AERE 4640: Spacecraft Systems
(3-0) Cr. 3. S. Prereq: AERE 3510
An examination of spacecraft systems including attitude determination and control, power, thermal control, communications, propulsion, guidance, navigation, command and data handling, and mechanisms. Explanation of space and operational environments as they impact spacecraft design. Includes discussion of safety, reliability, quality, maintainability, testing, cost, legal, and logistics issues.

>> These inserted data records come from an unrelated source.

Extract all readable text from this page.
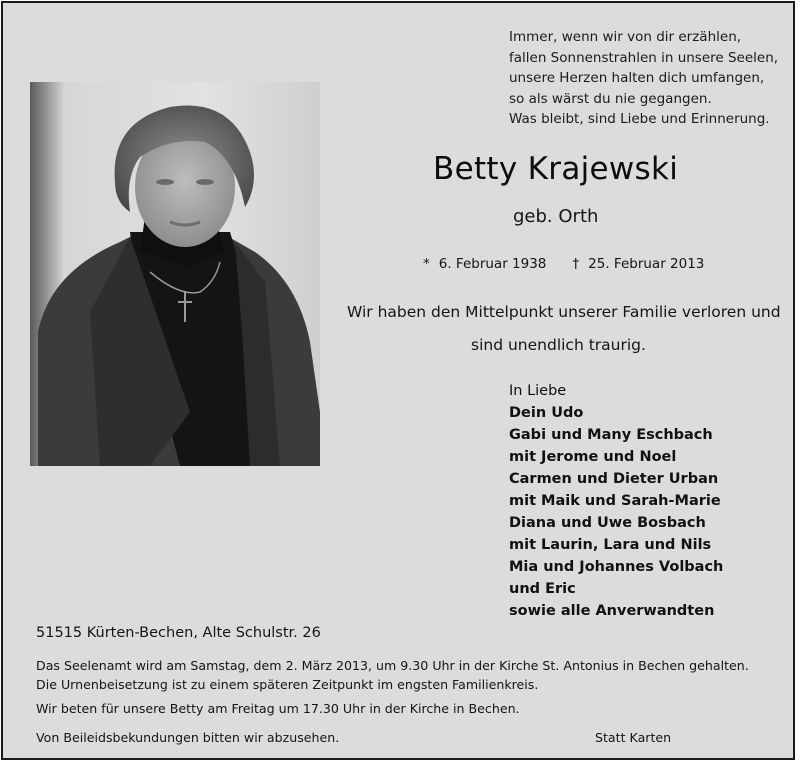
Immer, wenn wir von dir erzählen,
fallen Sonnenstrahlen in unsere Seelen,
unsere Herzen halten dich umfangen,
so als wärst du nie gegangen.
Was bleibt, sind Liebe und Erinnerung.
Betty Krajewski
geb. Orth
* 6. Februar 1938 † 25. Februar 2013
Wir haben den Mittelpunkt unserer Familie verloren und
sind unendlich traurig.
In Liebe
Dein Udo
Gabi und Many Eschbach
mit Jerome und Noel
Carmen und Dieter Urban
mit Maik und Sarah-Marie
Diana und Uwe Bosbach
mit Laurin, Lara und Nils
Mia und Johannes Volbach
und Eric
sowie alle Anverwandten
51515 Kürten-Bechen, Alte Schulstr. 26
Das Seelenamt wird am Samstag, dem 2. März 2013, um 9.30 Uhr in der Kirche St. Antonius in Bechen gehalten.
Die Urnenbeisetzung ist zu einem späteren Zeitpunkt im engsten Familienkreis.
Wir beten für unsere Betty am Freitag um 17.30 Uhr in der Kirche in Bechen.
Von Beileidsbekundungen bitten wir abzusehen.	Statt Karten
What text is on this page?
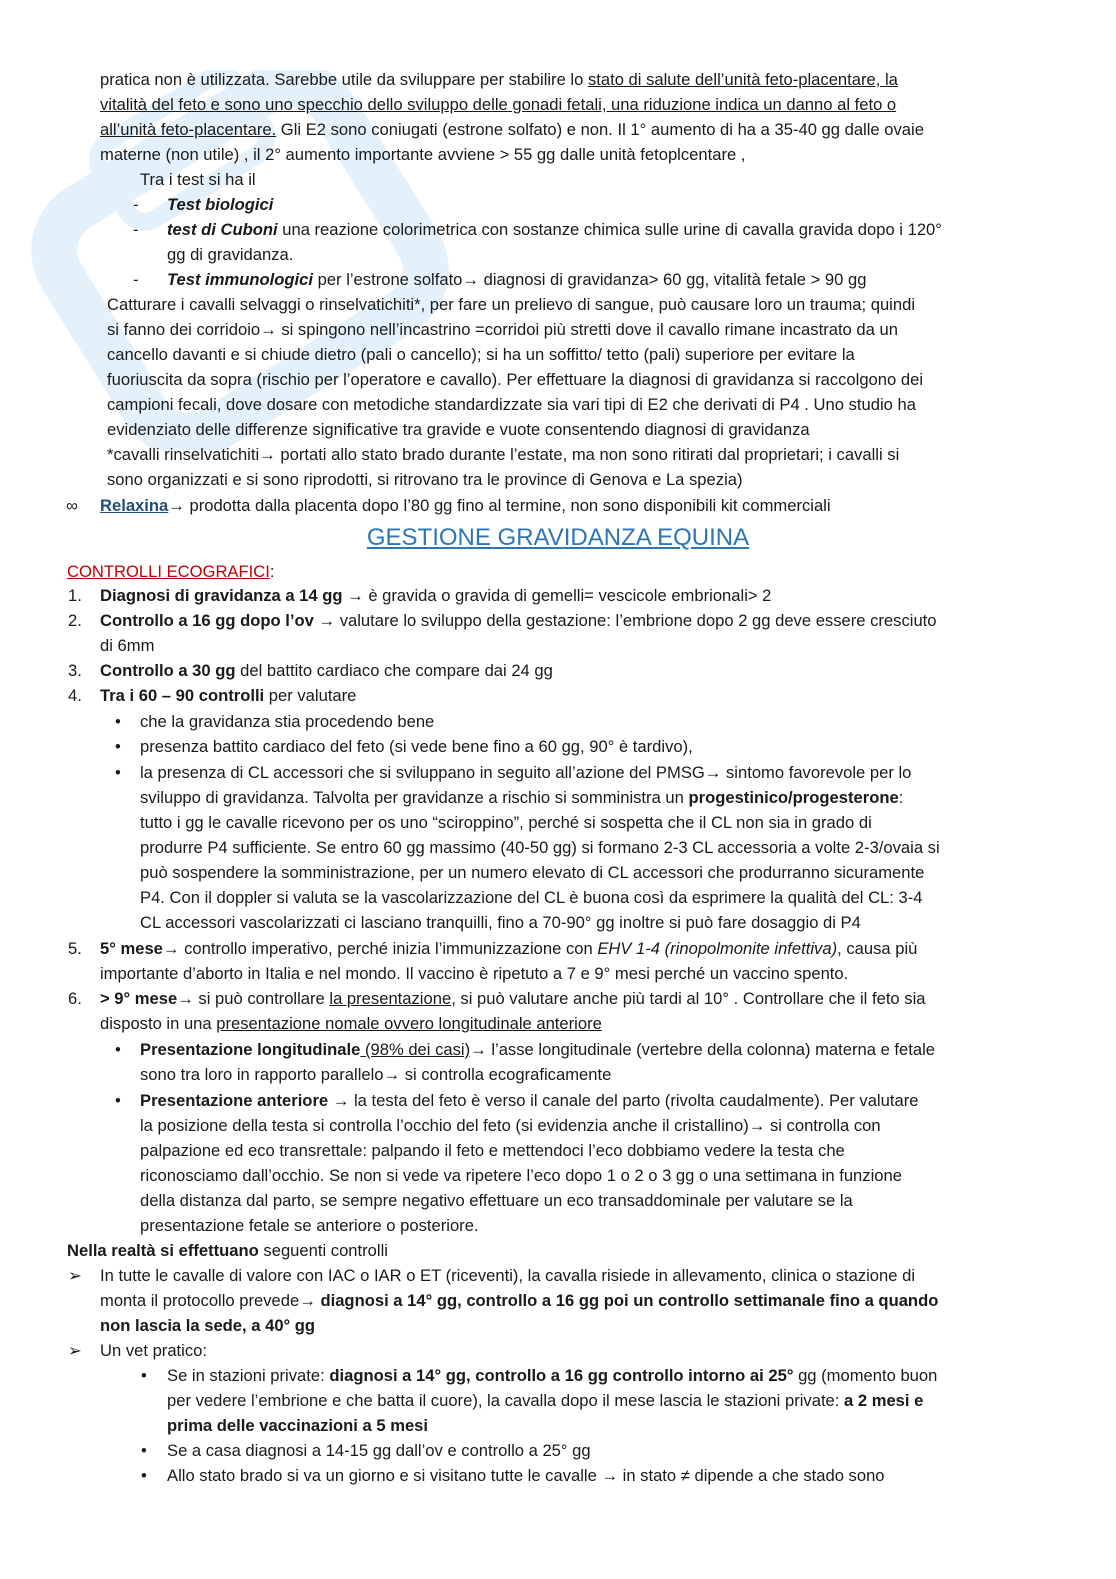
pratica non è utilizzata. Sarebbe utile da sviluppare per stabilire lo stato di salute dell’unità feto-placentare, la
vitalità del feto e sono uno specchio dello sviluppo delle gonadi fetali, una riduzione indica un danno al feto o
all’unità feto-placentare. Gli E2 sono coniugati (estrone solfato) e non. Il 1° aumento di ha a 35-40 gg dalle ovaie
materne (non utile) , il 2° aumento importante avviene > 55 gg dalle unità fetoplcentare ,
Tra i test si ha il
- Test biologici
- test di Cuboni una reazione colorimetrica con sostanze chimica sulle urine di cavalla gravida dopo i 120°
gg di gravidanza.
- Test immunologici per l’estrone solfato→ diagnosi di gravidanza> 60 gg, vitalità fetale > 90 gg
Catturare i cavalli selvaggi o rinselvatichiti*, per fare un prelievo di sangue, può causare loro un trauma; quindi
si fanno dei corridoio→ si spingono nell’incastrino =corridoi più stretti dove il cavallo rimane incastrato da un
cancello davanti e si chiude dietro (pali o cancello); si ha un soffitto/ tetto (pali) superiore per evitare la
fuoriuscita da sopra (rischio per l’operatore e cavallo). Per effettuare la diagnosi di gravidanza si raccolgono dei
campioni fecali, dove dosare con metodiche standardizzate sia vari tipi di E2 che derivati di P4 . Uno studio ha
evidenziato delle differenze significative tra gravide e vuote consentendo diagnosi di gravidanza
*cavalli rinselvatichiti→ portati allo stato brado durante l’estate, ma non sono ritirati dal proprietari; i cavalli si
sono organizzati e si sono riprodotti, si ritrovano tra le province di Genova e La spezia)
∞ Relaxina→ prodotta dalla placenta dopo l’80 gg fino al termine, non sono disponibili kit commerciali
GESTIONE GRAVIDANZA EQUINA
CONTROLLI ECOGRAFICI:
1. Diagnosi di gravidanza a 14 gg → è gravida o gravida di gemelli= vescicole embrionali> 2
2. Controllo a 16 gg dopo l’ov → valutare lo sviluppo della gestazione: l’embrione dopo 2 gg deve essere cresciuto
di 6mm
3. Controllo a 30 gg del battito cardiaco che compare dai 24 gg
4. Tra i 60 – 90 controlli per valutare
• che la gravidanza stia procedendo bene
• presenza battito cardiaco del feto (si vede bene fino a 60 gg, 90° è tardivo),
• la presenza di CL accessori che si sviluppano in seguito all’azione del PMSG→ sintomo favorevole per lo
sviluppo di gravidanza. Talvolta per gravidanze a rischio si somministra un progestinico/progesterone:
tutto i gg le cavalle ricevono per os uno “sciroppino”, perché si sospetta che il CL non sia in grado di
produrre P4 sufficiente. Se entro 60 gg massimo (40-50 gg) si formano 2-3 CL accessoria a volte 2-3/ovaia si
può sospendere la somministrazione, per un numero elevato di CL accessori che produrranno sicuramente
P4. Con il doppler si valuta se la vascolarizzazione del CL è buona così da esprimere la qualità del CL: 3-4
CL accessori vascolarizzati ci lasciano tranquilli, fino a 70-90° gg inoltre si può fare dosaggio di P4
5. 5° mese→ controllo imperativo, perché inizia l’immunizzazione con EHV 1-4 (rinopolmonite infettiva), causa più
importante d’aborto in Italia e nel mondo. Il vaccino è ripetuto a 7 e 9° mesi perché un vaccino spento.
6. > 9° mese→ si può controllare la presentazione, si può valutare anche più tardi al 10° . Controllare che il feto sia
disposto in una presentazione nomale ovvero longitudinale anteriore
• Presentazione longitudinale (98% dei casi)→ l’asse longitudinale (vertebre della colonna) materna e fetale
sono tra loro in rapporto parallelo→ si controlla ecograficamente
• Presentazione anteriore → la testa del feto è verso il canale del parto (rivolta caudalmente). Per valutare
la posizione della testa si controlla l’occhio del feto (si evidenzia anche il cristallino)→ si controlla con
palpazione ed eco transrettale: palpando il feto e mettendoci l’eco dobbiamo vedere la testa che
riconosciamo dall’occhio. Se non si vede va ripetere l’eco dopo 1 o 2 o 3 gg o una settimana in funzione
della distanza dal parto, se sempre negativo effettuare un eco transaddominale per valutare se la
presentazione fetale se anteriore o posteriore.
Nella realtà si effettuano seguenti controlli
➢ In tutte le cavalle di valore con IAC o IAR o ET (riceventi), la cavalla risiede in allevamento, clinica o stazione di
monta il protocollo prevede→ diagnosi a 14° gg, controllo a 16 gg poi un controllo settimanale fino a quando
non lascia la sede, a 40° gg
➢ Un vet pratico:
• Se in stazioni private: diagnosi a 14° gg, controllo a 16 gg controllo intorno ai 25° gg (momento buon
per vedere l’embrione e che batta il cuore), la cavalla dopo il mese lascia le stazioni private: a 2 mesi e
prima delle vaccinazioni a 5 mesi
• Se a casa diagnosi a 14-15 gg dall’ov e controllo a 25° gg
• Allo stato brado si va un giorno e si visitano tutte le cavalle → in stato ≠ dipende a che stado sono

CE 4490: Structural Health Monitoring
(Dual-listed with CE 5490). (3-0) Cr. 3. Prereq: Senior classification in Engineering or permission of instructor
Introductory and advanced topics in structural health monitoring (SHM) of aeronautical, civil, and mechanical systems. Topics include sensors, signal processing in time and frequency domains, data acquisition and transmission systems, design of integrated SHM solutions, nondestructive evaluation techniques, feature extraction methods, and cutting-edge research in the field of SHM. Graduate students will have a supervisory role to assist students in 449 and an additional design project or more in-depth analysis and design.

CE 4530: Highway Design
(2-2) Cr. 3. F. Prereq: CE 3060, CE 3550
Introduction to highway planning and design. Design, construction, and maintenance of highway facilities. Level-of-service, stopping sight distance, highway alignment, earthwork and pavement design. Design project, oral reports and written reports. Computer applications.

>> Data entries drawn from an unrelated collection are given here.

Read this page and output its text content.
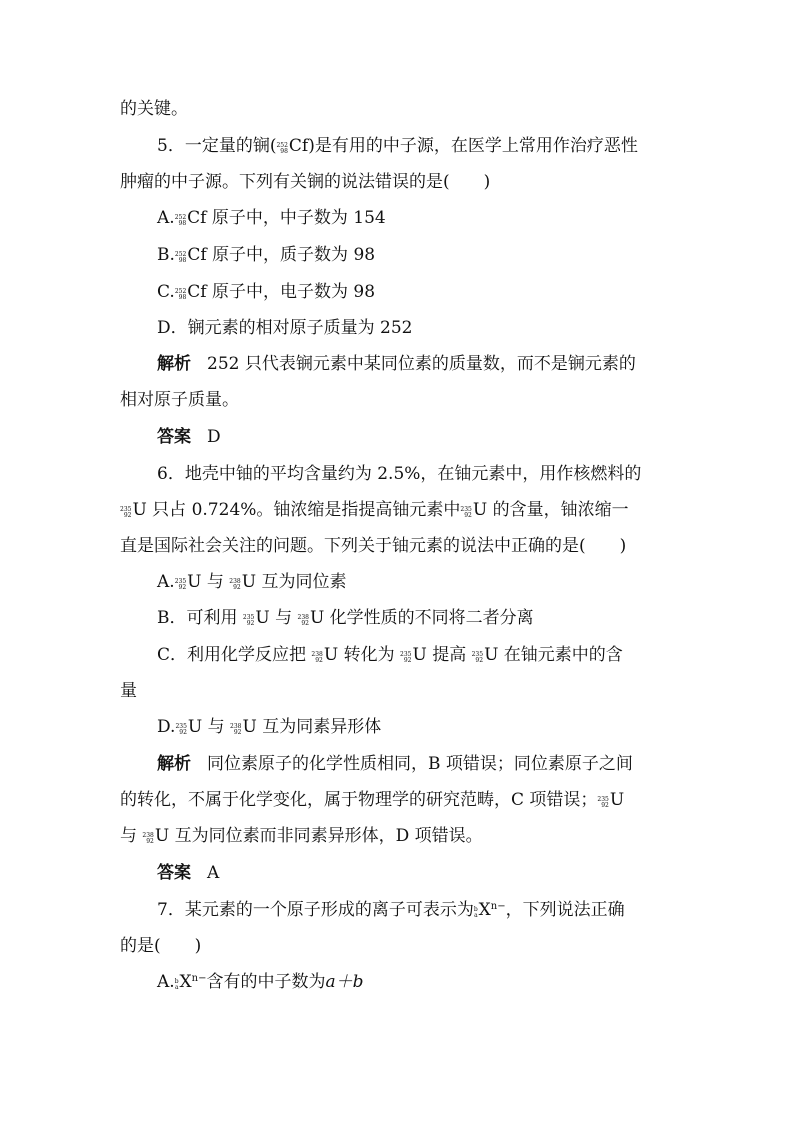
的关键。
5．一定量的锎( 252
98 Cf)是有用的中子源，在医学上常用作治疗恶性
肿瘤的中子源。下列有关锎的说法错误的是(　　)
A. 252
98 Cf 原子中，中子数为 154
B. 252
98 Cf 原子中，质子数为 98
C. 252
98 Cf 原子中，电子数为 98
D．锎元素的相对原子质量为 252
解析 252 只代表锎元素中某同位素的质量数，而不是锎元素的
相对原子质量。
答案 D
6．地壳中铀的平均含量约为 2.5%，在铀元素中，用作核燃料的
235
92 U 只占 0.724%。铀浓缩是指提高铀元素中 235
92 U 的含量，铀浓缩一
直是国际社会关注的问题。下列关于铀元素的说法中正确的是(　　)
A. 235
92 U 与 238
92 U 互为同位素
B．可利用 235
92 U 与 238
92 U 化学性质的不同将二者分离
C．利用化学反应把 238
92 U 转化为 235
92 U 提高 235
92 U 在铀元素中的含
量
D. 235
92 U 与 238
92 U 互为同素异形体
解析 同位素原子的化学性质相同，B 项错误；同位素原子之间
的转化，不属于化学变化，属于物理学的研究范畴，C 项错误； 235
92 U
与 238
92 U 互为同位素而非同素异形体，D 项错误。
答案 A
7．某元素的一个原子形成的离子可表示为 b
a $X^{n-}$，下列说法正确
的是(　　)
A. b
a $X^{n-}$含有的中子数为a＋b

CE 5560: Transportation Data Analysis
(3-0) Cr. 3. Prereq: CE 3550, a Statistics course at the 3000 level or higher
Analysis of transportation data, identification of data sources and limitations. Static and dynamic data elements such as infrastructure characteristics, flow and operations-related data elements. Spatial and temporal extents data for planning, design, operations, and management of transportation systems. Summarizing, analyzing, modeling, and interpreting data. Use of information technologies for highways, transit, and aviation systems.

All of the courses listed here are either currently offered or under modification/development in the College of Engineering. In order to be included in the approved course list, course content must be at least 50% CPS related. CPS related means content significantly covers any of the following in an engineering context:

  1. Systems theory – sensing, modeling and control
  2. Data analytics, machine learning, computational engineering
  3. Cyber systems, embedded systems

The final POS for each student in the minor will be approved by the minor steering committee or their designate to ensure uniform program oversight.

One advantage of a minor in Cyber-Physical Systems at ISU is that, as shown above, there are currently many courses related to a variety of CPS-related topics that are being taught in various departments by our COE faculty. As new courses are developed in CPS, they can be added to this list after being approved by the minor’s curriculum coordination committee.